>This is the dimensionality mentioned in the adjacent post
LLMs are only a few years old but symbolic ai was abandoned for NLP, Computer Vision etc long before that. Why ? Because the alternative was just that bad and more importantly, never seemed to really budge with effort. Companies didn't wake up one morning and pour hundreds of millions into LMs. In fact, NNs were the underdog for a very long time. They poured more and more money into it because it got better and better with investment.
There is zero reason to think even more dimensionality would do anything but waste even more time. At least the NN scalers can look back and see it work in the past. You don't even have that.
>an LLM trained on descriptions of dogs is going to hallucinate when an otherwise sensible query about dogs doesn't match its training. As others have said more elegantly than I will, this points to a pretty different cognitive model than humans have; human beings can (and do) give up on a task.
It doesn't take much to train LLMs to 'give up'. Open AI talk about this from time to time. It's just not very useful with a tendency to overcorrect. And humans hallucinate (and otherwise have weird failure modes) all the time. We just call them funny names like dunning kruger and optical illusions. Certainly less than current SOTA LLMs but it happens all the same.
>I feel like I've had to say this a few times in threads now: none of this is to imply that Cyc was a success or would have worked.
The point is not about Cyc.
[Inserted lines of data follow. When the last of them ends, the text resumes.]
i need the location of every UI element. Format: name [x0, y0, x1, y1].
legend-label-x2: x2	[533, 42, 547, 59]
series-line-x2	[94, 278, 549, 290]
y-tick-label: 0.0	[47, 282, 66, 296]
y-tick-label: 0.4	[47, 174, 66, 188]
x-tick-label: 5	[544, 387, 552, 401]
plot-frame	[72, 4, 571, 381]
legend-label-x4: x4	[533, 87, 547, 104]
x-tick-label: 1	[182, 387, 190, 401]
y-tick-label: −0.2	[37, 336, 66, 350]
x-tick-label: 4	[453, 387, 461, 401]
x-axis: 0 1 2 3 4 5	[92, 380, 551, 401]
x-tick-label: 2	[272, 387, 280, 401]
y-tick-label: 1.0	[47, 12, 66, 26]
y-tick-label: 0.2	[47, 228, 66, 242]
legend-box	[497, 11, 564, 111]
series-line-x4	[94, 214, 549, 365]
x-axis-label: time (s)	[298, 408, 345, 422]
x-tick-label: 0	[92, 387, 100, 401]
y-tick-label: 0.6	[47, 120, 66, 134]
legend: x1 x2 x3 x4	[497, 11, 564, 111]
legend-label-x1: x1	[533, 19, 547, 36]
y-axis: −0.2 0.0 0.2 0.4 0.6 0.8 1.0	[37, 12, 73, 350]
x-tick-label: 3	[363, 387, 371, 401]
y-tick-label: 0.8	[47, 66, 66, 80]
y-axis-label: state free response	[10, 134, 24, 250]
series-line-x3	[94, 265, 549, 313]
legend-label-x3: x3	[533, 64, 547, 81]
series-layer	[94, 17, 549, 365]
They're hardly the only attempt at non-monotonic logic. The point is that they should work much better than they do if there's anything to it. Again, forget recent LLMs. Even when we were doing 'humble' things like spelling error detection & correction, text compressors, voice transcription boosters, embeddings for information retrieval, recommenders, knowledge graph creation (ironically enough), machine translation services, etc these systems were not even in the conversation. They performed that poorly.
I think we're talking past each other. I'm not interested in defending symbolic AI at all; it's clear it's failed. All told, I would not say I'm particularly interested in any kind of AI.
I'm interested in theory of mind, and I think defeasibility with a huge number of dimensions is a stronger explanation of how humans behave and think than something resembling an LLM. This doesn't somehow mean that LLMs haven't "won" (they have); I just don't think they're winning at human-like cognition. This in turn does not mean we could build a better alternative, either.